Regarding this question: removing invalid XML characters from a string in java, in @McDowell response he/she said that a way to remove invalid XML characters is:
String xml10pattern = "[^"
+ "\u0009\r\n" // #x9 | #xA | #xD
+ "\u0020-\uD7FF" // [#x20-#xD7FF]
+ "\uE000-\uFFFD" // [#xE000-#xFFFD]
+ "\ud800\udc00-\udbff\udfff" // [#x10000-#x10FFFF]
+ "]";
and then:
replaceAll(xml10pattern, "");
Well, I have two questions:
- Shouldn't all unicode characters be escaped? I mean
\\u0009\\u000A\\u000D...
, instead of\u0009\r\n
, like I've seen in @ogrisel's response: Stripping Invalid XML characters in Java - I don't undestand how last range
(U+10000–U+10FFFF)
converts into"\ud800\udc00-\udbff\udfff"
. Couldn't it be"\u10000-\u10FFFF"
?
I really have to detect or filter this kind of characters, and I'm not completely sure how to do it.

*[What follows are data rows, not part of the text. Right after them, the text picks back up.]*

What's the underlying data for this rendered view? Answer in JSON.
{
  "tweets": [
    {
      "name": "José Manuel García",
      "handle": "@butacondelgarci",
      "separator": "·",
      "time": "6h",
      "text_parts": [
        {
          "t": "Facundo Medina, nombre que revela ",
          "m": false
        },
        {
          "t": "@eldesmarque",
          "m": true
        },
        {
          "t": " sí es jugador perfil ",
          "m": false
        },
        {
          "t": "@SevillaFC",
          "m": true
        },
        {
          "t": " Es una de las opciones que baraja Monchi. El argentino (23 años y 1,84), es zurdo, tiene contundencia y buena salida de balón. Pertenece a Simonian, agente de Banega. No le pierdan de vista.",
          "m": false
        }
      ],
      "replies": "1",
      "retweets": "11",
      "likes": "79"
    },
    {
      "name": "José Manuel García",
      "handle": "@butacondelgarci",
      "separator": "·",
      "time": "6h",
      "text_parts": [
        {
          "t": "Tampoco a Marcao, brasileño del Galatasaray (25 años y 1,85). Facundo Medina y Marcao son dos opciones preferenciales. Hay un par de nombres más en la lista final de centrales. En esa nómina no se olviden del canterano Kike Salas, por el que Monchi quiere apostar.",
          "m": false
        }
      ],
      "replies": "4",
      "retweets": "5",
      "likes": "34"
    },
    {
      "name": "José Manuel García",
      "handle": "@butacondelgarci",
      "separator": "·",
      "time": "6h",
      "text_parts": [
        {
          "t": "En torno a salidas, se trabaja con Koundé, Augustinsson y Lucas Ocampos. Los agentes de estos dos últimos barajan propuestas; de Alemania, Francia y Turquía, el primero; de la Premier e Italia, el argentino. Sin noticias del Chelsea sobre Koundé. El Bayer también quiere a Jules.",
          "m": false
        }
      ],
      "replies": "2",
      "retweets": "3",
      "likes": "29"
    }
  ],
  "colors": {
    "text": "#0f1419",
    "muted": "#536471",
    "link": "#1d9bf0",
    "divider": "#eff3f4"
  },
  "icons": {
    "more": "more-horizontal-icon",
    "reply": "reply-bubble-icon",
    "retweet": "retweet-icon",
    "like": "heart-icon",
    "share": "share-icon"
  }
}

By the way, this have to work on JDK 1.5 (so, expressions like \x{h...h}
are not allowed)
Thanks a lot.
======UPDATE======
The way I was thinking to detect if an String str
contains such invalid characters is:
if (!str.replaceAll(pattern, "").equals(str)) {
// Contains non XML valid characters.
}
Any other advice would be very welcome ;)